We follow the story of Uxbal (Bardem) who's a low life thug, trying to raise two kids in Barcelona, with a wife that seem to be bipolar. Professionally speaking, the man's a complete scumbag. He sets up black market activities for illegal immigrants such as street sales and (believe it or not) a fucking sweatshop. Right off the bat, it's hard to feel any sympathy for him. But Uxbal is dying of prostate cancer. The metastasis has spread to his bones and he has only a few months to live. He possesses some kind of unexplained gift to help the recently departed go to the other side in peace, which should make him accept his fate, but he doesn't. Biutiful is the story of his attempt to make good with the life he lived and the people he hurt. I'll be blunt here, I have seen better stories about the subject. This is a movie written and directed by a man who believe his own hype. Flavor Flav once taught America that it's never good when someone does.

What made Babel so great was that it didn't try to be sad. The point was to attempt to capture the complexity of contemporary life. Gonzalez Inarritu make you care about the Afghani, the Japanese, the Americans, the Mexicans. Everybody was a part of the ongoing drama. Babel was a clever movie. Unfortunately, the main problem of Biutiful is that its director found the story very sad from the start. When I say that, I mean before the script was even written. The writing is never poor and it drags the rest of the movie down for a spectacular two and a half hours fall. The main problem is that it's relying so much on Uxbal, his problems and his ways of finding redemption that the touching scenes are few and far between. Javier Bardem does a TRE-MEN-DOUS job at trying to make him charming, but the portrait is still shaky. More often than not, there are long scenes that are not especially stunning, where Uxbal is trying to drown in woes in various ways: work, loves, family and a really laughable scene where he snorts coke in a titty bar where girls where a titty on their head and nipples on their butt cheeks. I know a certain director who never set foot in one of those.

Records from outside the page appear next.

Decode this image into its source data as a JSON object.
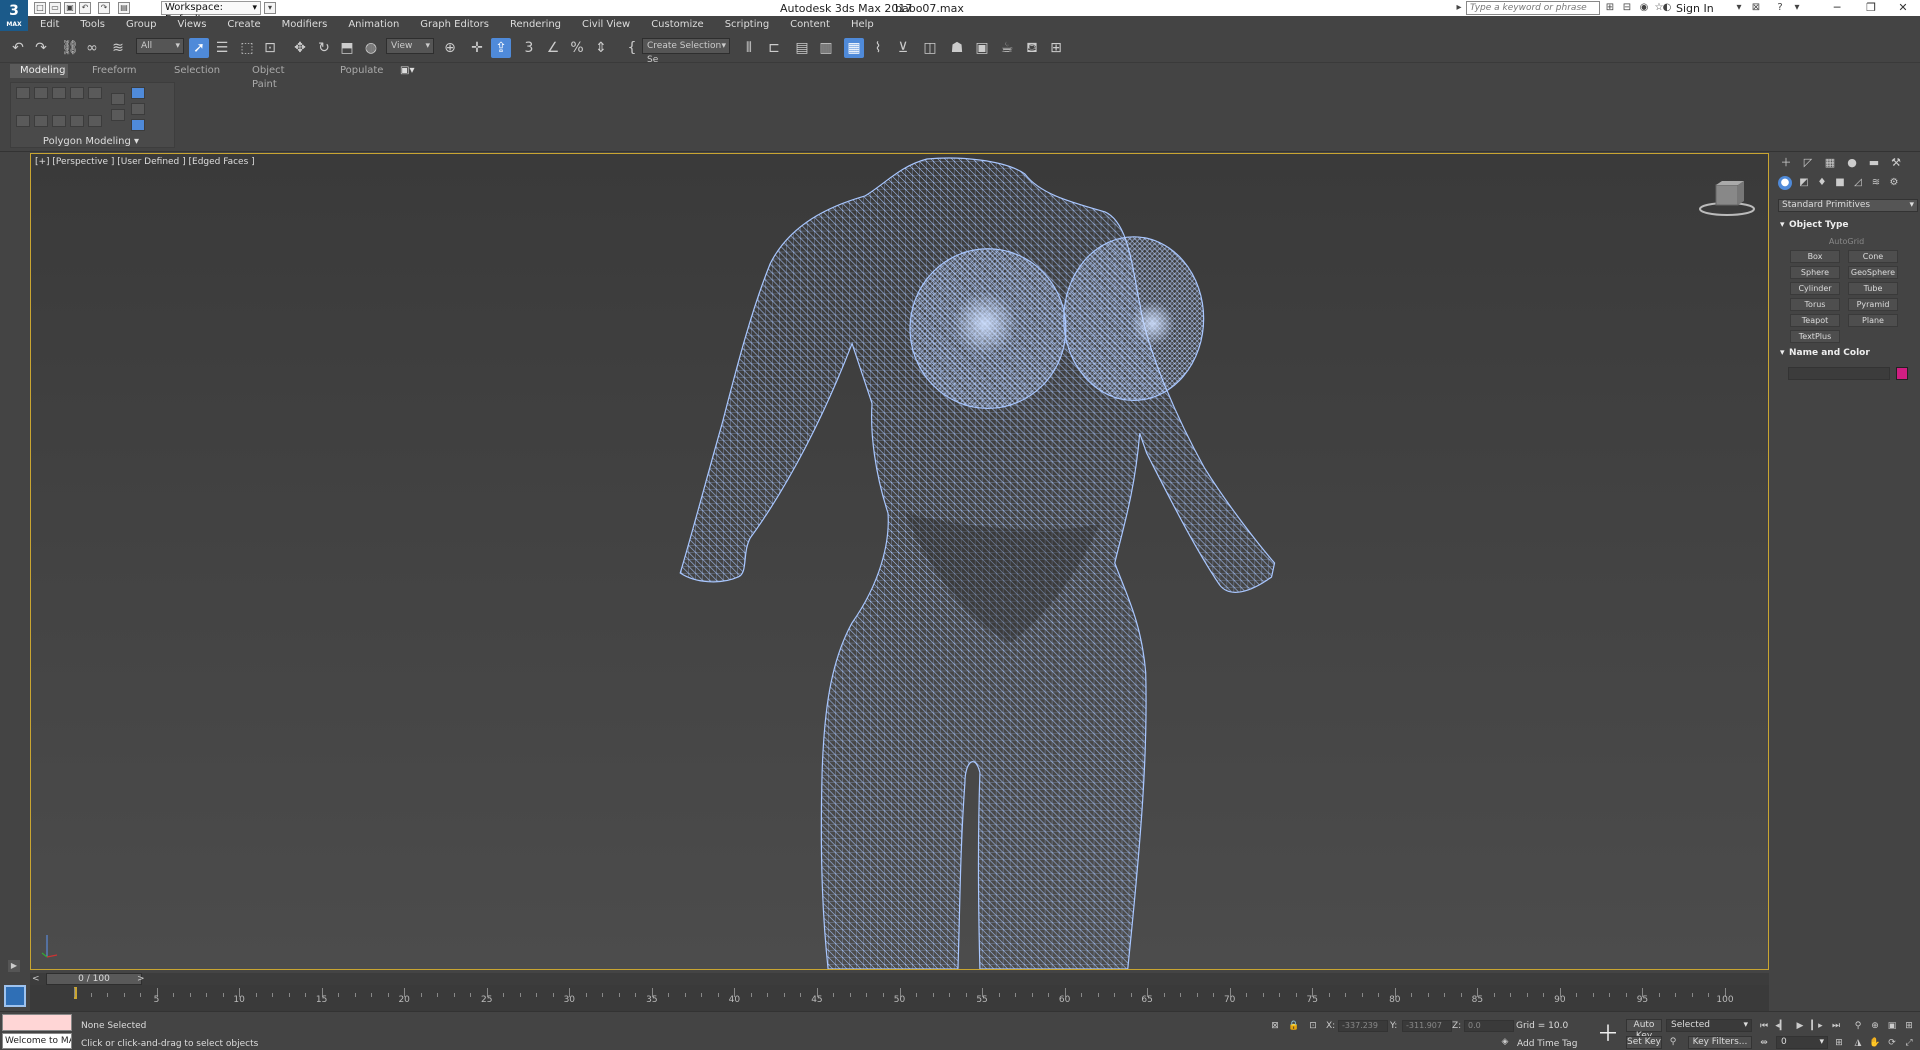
{
  "app": {
    "logo": "3",
    "logo_sub": "MAX",
    "title": "Autodesk 3ds Max 2017",
    "file": "babo07.max",
    "workspace": "Workspace: Default",
    "search_placeholder": "Type a keyword or phrase",
    "sign_in": "Sign In"
  },
  "menu": [
    "Edit",
    "Tools",
    "Group",
    "Views",
    "Create",
    "Modifiers",
    "Animation",
    "Graph Editors",
    "Rendering",
    "Civil View",
    "Customize",
    "Scripting",
    "Content",
    "Help"
  ],
  "toolbar": {
    "filter": "All",
    "ref_coord": "View",
    "selection_set": "Create Selection Se"
  },
  "ribbon": {
    "tabs": [
      "Modeling",
      "Freeform",
      "Selection",
      "Object Paint",
      "Populate"
    ],
    "active_tab": "Modeling",
    "panel_label": "Polygon Modeling"
  },
  "viewport": {
    "label": "[+] [Perspective ] [User Defined ] [Edged Faces ]"
  },
  "command_panel": {
    "category": "Standard Primitives",
    "object_type_title": "Object Type",
    "autogrid": "AutoGrid",
    "primitives": [
      "Box",
      "Cone",
      "Sphere",
      "GeoSphere",
      "Cylinder",
      "Tube",
      "Torus",
      "Pyramid",
      "Teapot",
      "Plane",
      "TextPlus"
    ],
    "name_color_title": "Name and Color",
    "object_color": "#d01e82"
  },
  "timeline": {
    "position": "0 / 100",
    "left_arrow": "<",
    "right_arrow": ">",
    "labels": [
      "0",
      "5",
      "10",
      "15",
      "20",
      "25",
      "30",
      "35",
      "40",
      "45",
      "50",
      "55",
      "60",
      "65",
      "70",
      "75",
      "80",
      "85",
      "90",
      "95",
      "100"
    ]
  },
  "status": {
    "listener": "Welcome to MA",
    "selection": "None Selected",
    "prompt": "Click or click-and-drag to select objects",
    "x_label": "X:",
    "x_value": "-337.239",
    "y_label": "Y:",
    "y_value": "-311.907",
    "z_label": "Z:",
    "z_value": "0.0",
    "grid": "Grid = 10.0",
    "add_time_tag": "Add Time Tag",
    "auto_key": "Auto Key",
    "set_key": "Set Key",
    "selected_dropdown": "Selected",
    "key_filters": "Key Filters...",
    "frame": "0"
  },
  "colors": {
    "viewport_border": "#c9a531",
    "active_blue": "#4f8ad9",
    "wire": "#a9c7ff"
  }
}
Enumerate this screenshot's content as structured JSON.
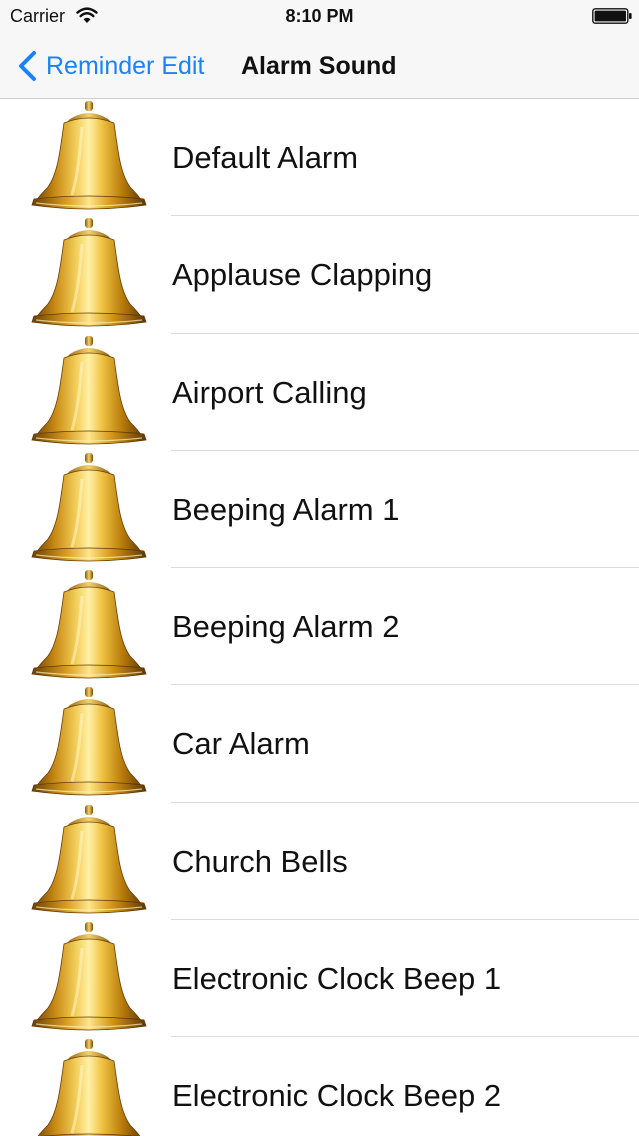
{
  "status_bar": {
    "carrier": "Carrier",
    "time": "8:10 PM",
    "wifi_icon": "wifi-icon",
    "battery_icon": "battery-icon"
  },
  "nav": {
    "back_label": "Reminder Edit",
    "title": "Alarm Sound",
    "accent_color": "#1a82fb"
  },
  "sounds": [
    {
      "label": "Default Alarm",
      "icon": "bell-icon"
    },
    {
      "label": "Applause Clapping",
      "icon": "bell-icon"
    },
    {
      "label": "Airport Calling",
      "icon": "bell-icon"
    },
    {
      "label": "Beeping Alarm 1",
      "icon": "bell-icon"
    },
    {
      "label": "Beeping Alarm 2",
      "icon": "bell-icon"
    },
    {
      "label": "Car Alarm",
      "icon": "bell-icon"
    },
    {
      "label": "Church Bells",
      "icon": "bell-icon"
    },
    {
      "label": "Electronic Clock Beep 1",
      "icon": "bell-icon"
    },
    {
      "label": "Electronic Clock Beep 2",
      "icon": "bell-icon"
    }
  ]
}
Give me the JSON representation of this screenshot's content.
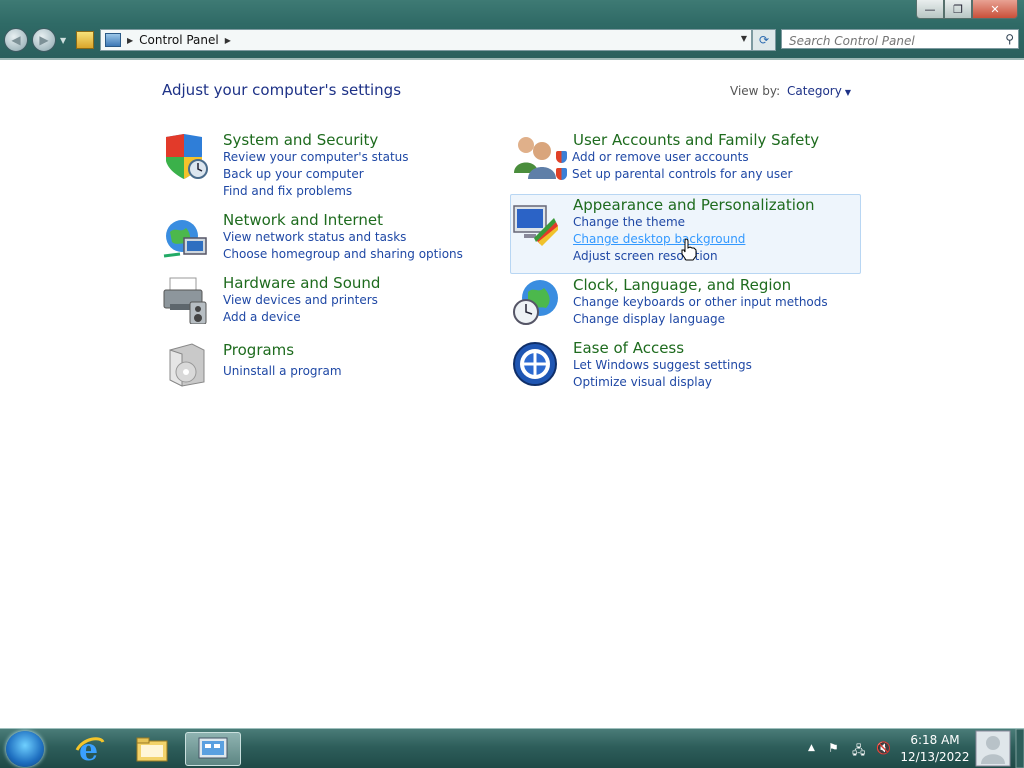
{
  "window": {
    "controls": {
      "minimize": "—",
      "maximize": "❐",
      "close": "✕"
    }
  },
  "address_bar": {
    "breadcrumb": "Control Panel",
    "back_icon": "back-arrow-icon",
    "forward_icon": "forward-arrow-icon"
  },
  "search": {
    "placeholder": "Search Control Panel"
  },
  "content": {
    "heading": "Adjust your computer's settings",
    "view_by_label": "View by:",
    "view_by_value": "Category"
  },
  "categories": [
    {
      "title": "System and Security",
      "icon": "shield-clock-icon",
      "links": [
        "Review your computer's status",
        "Back up your computer",
        "Find and fix problems"
      ]
    },
    {
      "title": "Network and Internet",
      "icon": "network-globe-icon",
      "links": [
        "View network status and tasks",
        "Choose homegroup and sharing options"
      ]
    },
    {
      "title": "Hardware and Sound",
      "icon": "printer-speaker-icon",
      "links": [
        "View devices and printers",
        "Add a device"
      ]
    },
    {
      "title": "Programs",
      "icon": "programs-box-icon",
      "links": [
        "Uninstall a program"
      ]
    },
    {
      "title": "User Accounts and Family Safety",
      "icon": "users-icon",
      "links": [
        "Add or remove user accounts",
        "Set up parental controls for any user"
      ]
    },
    {
      "title": "Appearance and Personalization",
      "icon": "monitor-colors-icon",
      "links": [
        "Change the theme",
        "Change desktop background",
        "Adjust screen resolution"
      ]
    },
    {
      "title": "Clock, Language, and Region",
      "icon": "globe-clock-icon",
      "links": [
        "Change keyboards or other input methods",
        "Change display language"
      ]
    },
    {
      "title": "Ease of Access",
      "icon": "ease-of-access-icon",
      "links": [
        "Let Windows suggest settings",
        "Optimize visual display"
      ]
    }
  ],
  "taskbar": {
    "items": [
      "start-orb-icon",
      "internet-explorer-icon",
      "windows-explorer-icon",
      "control-panel-icon"
    ],
    "tray_icons": [
      "show-hidden-icons",
      "action-center-flag-icon",
      "network-icon",
      "volume-muted-icon"
    ],
    "time": "6:18 AM",
    "date": "12/13/2022"
  },
  "colors": {
    "link": "#1f48a5",
    "category_title": "#1e6b1e",
    "heading": "#1e3287",
    "hover_link": "#3399ff"
  }
}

There is no insightful portrait of Barcelona. You cannot feel the pulse of the city through a wide array of supporting characters. Javier Bardem is often left to himself to display the inner-self of a dying man (except for maybe one scene). There are very few gripping family scenes, but there are often long meal scenes where nothing out of the ordinary happens. The scenario is badly written and it shows. Biutiful suffers from a very bad pacing. There are very good scenes, but maybe what? Five, six of those? The beginning/ending scene (which is SOMEWHAT the same, not completely) will lead you to believe it's going to be something special, but they just a nice wrapping around a rather empty movie. I had great sympathy for Uxbal's friend Ekweme (Cheikh Ndiaye) and his wife, but they are virtually absent from the movie. Even when they are on screen, they barely have any lines. It's all about a guy who doesn't have much to say. Very disappointing, pretentious and weak offering from a talented director. There are glimpses of his own self, but Biutiful has poor structure and poor understanding of what it's trying to say.